Recensione: Clearwater
Prima dei The Answer, dei Treatment e dei Wolfmother, ottimi ad amati esponenti dell’hard rock di matrice blues-settantiana, qui, da queste parti, noi avevamo già i Bullfrog.
Band veronese mai troppo posta in evidenza o assurta agli onori meritati, quella di Silvano Zago e dei fratelli Dalla Riva è una realtà ormai consolidata della scena musicale italiana.

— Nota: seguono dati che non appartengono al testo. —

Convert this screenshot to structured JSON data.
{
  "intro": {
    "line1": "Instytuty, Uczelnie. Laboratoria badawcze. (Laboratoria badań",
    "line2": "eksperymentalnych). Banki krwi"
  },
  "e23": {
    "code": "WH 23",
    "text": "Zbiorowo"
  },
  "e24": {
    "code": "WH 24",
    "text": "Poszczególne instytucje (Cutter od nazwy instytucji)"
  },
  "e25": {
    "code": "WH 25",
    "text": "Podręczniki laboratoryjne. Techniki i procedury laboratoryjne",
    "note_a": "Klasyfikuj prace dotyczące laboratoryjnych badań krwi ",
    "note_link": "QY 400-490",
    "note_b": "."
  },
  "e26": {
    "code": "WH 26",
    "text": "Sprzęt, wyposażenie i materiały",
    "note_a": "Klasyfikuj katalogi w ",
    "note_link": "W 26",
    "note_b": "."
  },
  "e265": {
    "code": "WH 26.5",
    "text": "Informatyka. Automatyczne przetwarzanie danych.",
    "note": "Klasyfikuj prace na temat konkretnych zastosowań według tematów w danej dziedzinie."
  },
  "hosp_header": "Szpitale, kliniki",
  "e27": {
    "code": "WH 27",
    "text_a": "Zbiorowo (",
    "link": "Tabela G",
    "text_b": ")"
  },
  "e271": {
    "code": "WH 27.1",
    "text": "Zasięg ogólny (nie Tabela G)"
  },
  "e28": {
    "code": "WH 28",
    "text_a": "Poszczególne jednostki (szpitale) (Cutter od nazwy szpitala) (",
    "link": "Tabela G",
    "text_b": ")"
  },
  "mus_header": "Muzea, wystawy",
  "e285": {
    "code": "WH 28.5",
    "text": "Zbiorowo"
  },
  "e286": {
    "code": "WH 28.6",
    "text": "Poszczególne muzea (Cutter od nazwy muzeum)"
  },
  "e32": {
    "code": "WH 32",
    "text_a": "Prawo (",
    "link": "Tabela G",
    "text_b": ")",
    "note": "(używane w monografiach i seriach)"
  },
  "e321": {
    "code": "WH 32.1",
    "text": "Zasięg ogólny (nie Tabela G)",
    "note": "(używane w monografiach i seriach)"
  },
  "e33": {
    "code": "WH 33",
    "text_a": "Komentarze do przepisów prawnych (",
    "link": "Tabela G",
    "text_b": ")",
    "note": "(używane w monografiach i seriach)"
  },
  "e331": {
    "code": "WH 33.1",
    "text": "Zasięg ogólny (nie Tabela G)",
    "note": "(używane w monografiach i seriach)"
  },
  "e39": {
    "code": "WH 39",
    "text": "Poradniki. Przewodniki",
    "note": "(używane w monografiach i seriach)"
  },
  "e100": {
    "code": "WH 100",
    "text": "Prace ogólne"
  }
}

Attivo sin dal 1993, anno ufficiale di fondazione, il terzetto veneto si è da sempre contraddistinto per la fedele aderenza ad un canone stilistico privo di compromessi e strenuamente devoto all’hard rock bluesy d’evidente ispirazione anglo-statunitense, figlio diretto delle suggestioni di band storiche quali Free, Bad Company, Grand Funk Railroad, Mountain, ZZ Top, Deep Purple e Led Zeppelin.
Materiale felicemente scritto, suonato e prodotto con quel tipico sapore vintage che, quando dosato con perizia, non fa altro che addizionare una buona dose di innato fascino a trame di certo non innovative nella forma, quanto, in ugual misura, sempre piacevolissime da ascoltare.
Come da tradizione e canovaccio, anche il nuovo album del gruppo tricolore mantiene alto il vessillo del blues rock di classe, inserendosi perfettamente in scia del predecessore “Beggars & Losers”, vecchio già di cinque anni.
Brani dall’atmosfera torrida dunque, che rinvigoriscono, di quando in quando, emozioni Zeppeliniane con l’opener “No Salvation”, per poi svariare in territori cari a Free, Glenn Hughes e Grand Funk Railroad nelle cadenzate “Too Bad For Love”, “South Of The Border” e “Isolation” (quest’ultima un autentico gioiellino di reminiscenze seventies).
Irresistibili poi, i ritmi ciondolanti della ultra-bluesy “Slow Trucker”, eseguita da Della Riva in duetto con Nicolò Carozzi dei Black Mama in un gradito omaggio agli ZZ Top d’annata..
ZZ Top che emergono pure dalla successiva “Clearwater”, title track e pezzo migliore del cd (sontuosa la comparsata di Jimi Barbiani e della sua slide guitar), utile nel rendere concreta l’esemplare maestria del terzetto nel ricreare atmosfere dall’accattivante gusto retrò.
Episodi che immaginiamo perfetti per una performance live, dimensione che, più d’ogni altra, sembra appartenere nel profondo al combo scaligero
C’è spazio pure per un po’ di Deep Purple e Rainbow nella ritmata “Monster” e per trascinanti atmosfere sudiste in occasione di “Long Time Boogie”, brano che non avrebbe sfigurato nel songbook di Lynyrd Skynyrd e Gov’t Mule.
Il finale soffuso di “Better Days”, porta a compimento una quarta fatica che ratifica nuovamente la bontà – stilistica e compositiva – di un gruppo dall’esperienza ventennale, sempre “sul pezzo” ed al solito abile nel muoversi tra antico e moderno con sagacia ed un pizzico d’eleganza.
Una band insomma, che non tradisce il proprio buon nome e prosegue un cammino costruito sulle basi della coerenza e dello stile.
Come un grande ed esperto maestro di giornalismo musicale un tempo scrisse: “d’altronde, aprire i concerti di gente come Uriah Heep, Moody&Marsden e John Lawton Band non è mai per caso…”
Il nuovo “Clearwater” ne è l’ennesima conferma.